Turkish President Recep Tayyip Erdoğan visits Hatay, Turkey, on Feb. 20, 2023, following a catastrophic earthquake.
Turkey's big lenders will likely suffer declines in annual profits as May elections spur government efforts to force banks out of US dollar assets.
The government's "increasingly burdensome" de-dollarization drive "will put downward pressure on profitability" in 2023, according to an April 13 banking risk analysis by S&P Global Market Intelligence. Rules were tightened further in April, with new obligations to buy local-currency government bonds and higher reserve requirements for foreign-currency deposits.
De-dollarization at banks forms part of President Recep Tayyip Erdoğan's unorthodox push to cool high inflation, while still cutting interest rates, by making the lira the only medium of exchange in domestic commercial transactions. The populist policies have fueled a currency collapse, as well as pressing banks' earnings, and the drive could lead to even tighter restrictions if Erdoğan's AK Party prevails in the upcoming polls, according to Serhan Gok, an Istanbul-based economist and fund manager at Arista, a recently launched investment fund.
An Erdoğan win could leave the banking sector "in its current limbo state for longer than expected," Gok told Market Intelligence. Continuing populist measures may lead to severe capital controls, he said.
These challenges mean that net income at Turkiye Garanti Bankasi AS, which is owned by Spain's BBVA, will likely fall 18% to 44.15 billion lira this year, according to analyst estimates compiled by S&P Global Market Intelligence. State-owned Türkiye Halk Bankasi AS will see a 15% decline and state-owned Türkiye Vakiflar Bankasi Türk Anonim Ortakligi will have a 33% slump, the data shows. Estimates for the largest state-owned bank, Türkiye Cumhuriyeti Ziraat Bankasi AS, were not available.
Garanti Bank, Halkbank, Vakiflar Bank and Ziraat Bank did not respond to requests for comment. Turkey's banking association declined to comment.
The government aims to raise the percentage of lira deposits in the banking system to 65% in the first half. They were just 59.2% at the end of March, according to bank regulator figures cited by Bloomberg News. Banks boosted lira deposits significantly in 2022, Market Intelligence data shows.
Liraization was invented "as a clever way of avoiding a system failure," Gok said. It helps "to convince depositors to remain in lira deposits despite sharply negative real lira interest rates," he said.
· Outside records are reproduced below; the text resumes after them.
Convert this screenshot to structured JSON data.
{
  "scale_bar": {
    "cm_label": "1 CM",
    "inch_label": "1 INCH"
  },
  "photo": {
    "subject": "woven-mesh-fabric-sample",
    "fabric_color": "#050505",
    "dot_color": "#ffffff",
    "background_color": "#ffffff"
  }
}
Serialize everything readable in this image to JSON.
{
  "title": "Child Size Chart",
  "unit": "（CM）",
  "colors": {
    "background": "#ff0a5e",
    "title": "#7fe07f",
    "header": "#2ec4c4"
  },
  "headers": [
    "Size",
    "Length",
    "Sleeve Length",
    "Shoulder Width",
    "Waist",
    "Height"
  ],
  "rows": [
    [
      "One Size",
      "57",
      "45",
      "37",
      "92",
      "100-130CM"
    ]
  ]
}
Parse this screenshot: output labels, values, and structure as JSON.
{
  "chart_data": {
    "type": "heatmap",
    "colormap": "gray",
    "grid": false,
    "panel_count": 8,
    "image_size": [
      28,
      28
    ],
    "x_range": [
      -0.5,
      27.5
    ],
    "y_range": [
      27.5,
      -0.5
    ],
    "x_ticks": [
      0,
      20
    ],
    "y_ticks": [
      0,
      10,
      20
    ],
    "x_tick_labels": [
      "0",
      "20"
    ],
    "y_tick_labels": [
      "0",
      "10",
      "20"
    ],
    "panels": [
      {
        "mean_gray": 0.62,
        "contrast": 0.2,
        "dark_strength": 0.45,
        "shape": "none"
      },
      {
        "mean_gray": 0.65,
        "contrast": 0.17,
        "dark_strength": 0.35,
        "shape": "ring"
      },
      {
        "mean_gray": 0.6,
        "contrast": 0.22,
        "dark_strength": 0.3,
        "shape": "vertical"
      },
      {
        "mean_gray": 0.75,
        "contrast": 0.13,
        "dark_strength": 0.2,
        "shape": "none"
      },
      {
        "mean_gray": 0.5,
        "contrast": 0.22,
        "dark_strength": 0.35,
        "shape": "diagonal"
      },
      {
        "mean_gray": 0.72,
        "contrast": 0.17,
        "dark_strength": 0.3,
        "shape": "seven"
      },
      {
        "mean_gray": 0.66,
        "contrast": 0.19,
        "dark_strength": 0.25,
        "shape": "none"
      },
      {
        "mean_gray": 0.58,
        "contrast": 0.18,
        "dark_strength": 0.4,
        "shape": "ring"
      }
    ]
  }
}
The accelerated shift in the deposit mix will be costly for banks and threatens "to intensify risks during the transition," according to a Jan. 4 banking risk analysis by Market Intelligence. Still, it will be "risk-positive" once accomplished, the note said.
The most recent rule changes mean that banks must buy seven percentage points of additional local currency-denominated government bonds if less than 60% of their total deposits are in lira. Depositors are encouraged to save in state-backed depreciation-protected lira accounts.
The flurry of new banking rules is unparalleled micro-level management that includes boosting credit to preferred small businesses and individuals, as well as capping interest rates amid soaring funding costs, Gok said.
Requirements for high rates on savings accounts and caps on loan rates are squeezing banks' net interest margins. Net interest income (NII) — the difference between interest earned on loans and that paid on deposits — is set to decline 39% in 2023 at Halkbank, according to analyst estimates. Garanti Bank's NII is expected to fall in dollar terms, while slightly rising in lira. Data for Vakiflar Bank and Ziraat Bank was not available.
Challenges for overseas owners of Turkish banks are exacerbated by the lira's 80% slump since 2018, as this cuts the repatriated value of units' profits. Qatar National Bank QPSC, Emirates NBD Bank PJSC and Kuwait Finance House KSCP all have Turkish subsidiaries, along with BBVA.
These foreign-owned banks still lend to their major customers because they will need them "when this nightmare ends," Arda Tunca, an independent Turkish economist, told Market Intelligence. "Banks' pricing mechanism is totally frozen," he said.
Government support for state-owned banks, which have explicitly removed profitability from their strategies, is a further challenge for lenders. State banks get yearly capital injections to support growth strategies, which creates "unfavorable competitive dynamics" and a "politically driven, inefficient banking system," Gok said.
Turkey's sovereign wealth fund also provided 111.7 billion lira in combined funding to Ziraat Bank, Halkbank and Vakiflar Bank on March 29, with the trio expected to increase their lending ahead of the election, including help rebuild areas affected by a 7.8-magnitude earthquake that struck in February.
"Those banks are playthings of the government," Tunca said. "When it needs to support certain industries or parts of society, [they] are out in full force."
As of May 1, US$1 was equivalent to 19.46 Turkish lira.